A recent U.S. district court order has moved self-insurers and insurance carriers—i.e. the primary payers—into a more prominent position as the targets for collection efforts by Centers for Medicare & Medicaid Services ("CMS") in seeking reimbursement for payments made from liability settlement proceeds before the Medicare lien is finally adjudicated.

U.S. District Court Judge David Bury, sitting in Tucson, Az., issued an order in the case of Patricia Haro, et al. v. Kathleen Sebelius, Secretary of U.S. DHHS, CV 09-134 TUC DCB, which did two significant things.

First, it granted class-action status to a group defined as "persons who are or will be subject to [Medicare Secondary Payer ("MSP")] recovery, and from whom defendant [CMS] has demanded or will demand payment of MSP claims before there have been determinations of the correct amounts through the waiver or appeals process."

Second, it enjoined MSP from demanding reimbursement of payments with threats of commencing collection actions before there is a resolution of an appeal or waiver request.

The first potential reaction to this order was the posting of the following notice on the Medicare Secondary Payer Recovery Contractor ("MSPRC") website,  www.msprc.info/:

The demand letter for liability insurance (including self-insurance), no-fault insurance, and workers' compensation has been temporarily suspended while this letter is under review. The MSPRC is still working cases, and demand letters will be mailed out once this review is complete. Review of the Rights and Responsibilities letter ("RAR") is complete. Issuance of the RAR is anticipated to resume on June 10, 2011. A copy of the revised RAR will be made available by that time on this website.

From the perspective of the liability insurer or the self-insured, the impact of this ruling on the settlement process is significant. 
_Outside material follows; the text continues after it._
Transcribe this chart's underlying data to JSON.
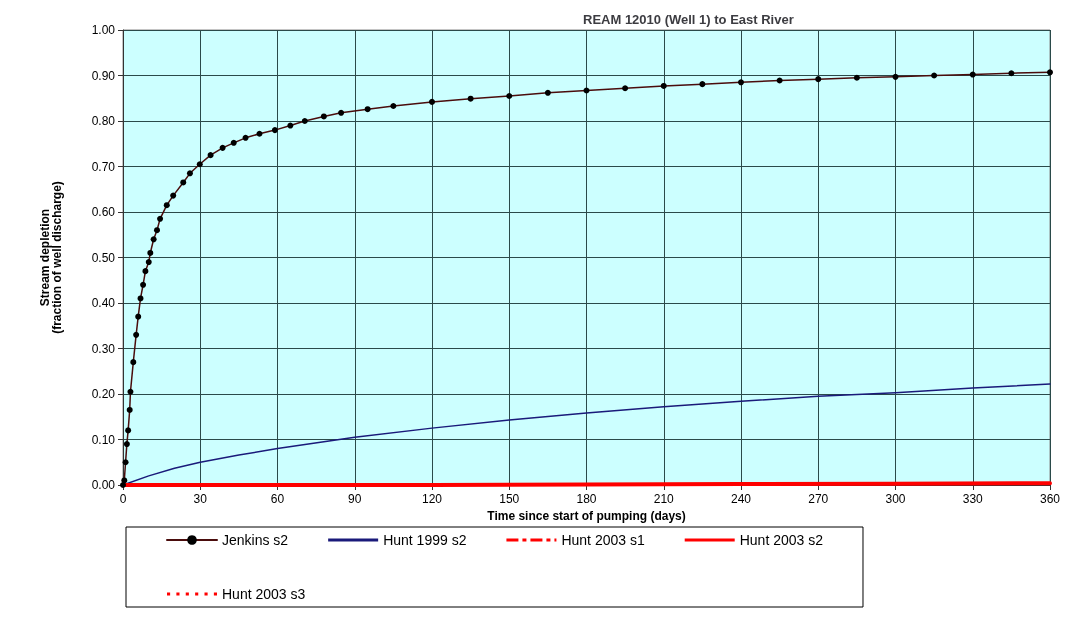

Heretofore, until such time as all appeals as to the amount of the CMS lien were resolved or a waiver granted, claimants and their attorneys could be compelled to pay to CMS the full amount of the estimated lien within 60 days of receipt of settlement proceeds or risk penalties and the accrual of interest.  The claimants' attorneys were deemed to be the recipient of settlement proceeds.  Therefore, their exposure was equal to that of the primary payer and of the claimant.

The ruling has done away with that.  CMS is now prevented from:

  1. Demanding that claimants' attorneys withhold undisputed proceeds from their clients pending resolution of disputed MSP reimbursement claims; and
  2. Seeking payment of an MSP reimbursement from the claimant who receives settlement proceeds while there is a pending appeal or waiver request. 

The judge interpreted the statute as allowing the CMS to collect double damages from a primary payer who settles directly with the claimant; and collect from the beneficiary after resolution of all appeals and waiver requests.

However, according to the judge, CMS can only collect from the claimant's attorney to the extent that the attorney is an "end-point recipient of settlement proceeds," or by suing to enforce an equitable lien.

The net effect of the ruling with regard to claimants' attorneys is that they are only exposed to the extent of their fees. As to any amounts over that, the claimant and the primary payer are the targets. CMS can only pursue claimant's counsel for amounts over his fees by asserting an equitable lien.

The law and procedures for CMS reimbursements are evolving quickly. It is important that primary payers and their attorneys monitor this evolution on a national basis.  Decisions are made in jurisdictions that may be far from the home base of the primary payer or insurance-oriented law firms that have a strong impact on their exposures.

It is likely that two or more years could pass before the Haro litigation and the class-action lawsuit that it has spawned will be resolved. In the meantime, primary payers must be extremely cautious in settling any case where the MSP claim has not been determined or a waiver has not been received. 

If this ruling in its present form stands for anything, it is that the primary payer will be, by far, CMS' easiest target for a reimbursement action. The claimant's attorney will have no greater real exposure than his contingency fee.  Therefore, regardless of any agreement that the attorney will be responsible for CMS' lien, the primary payer will be first in line to pay.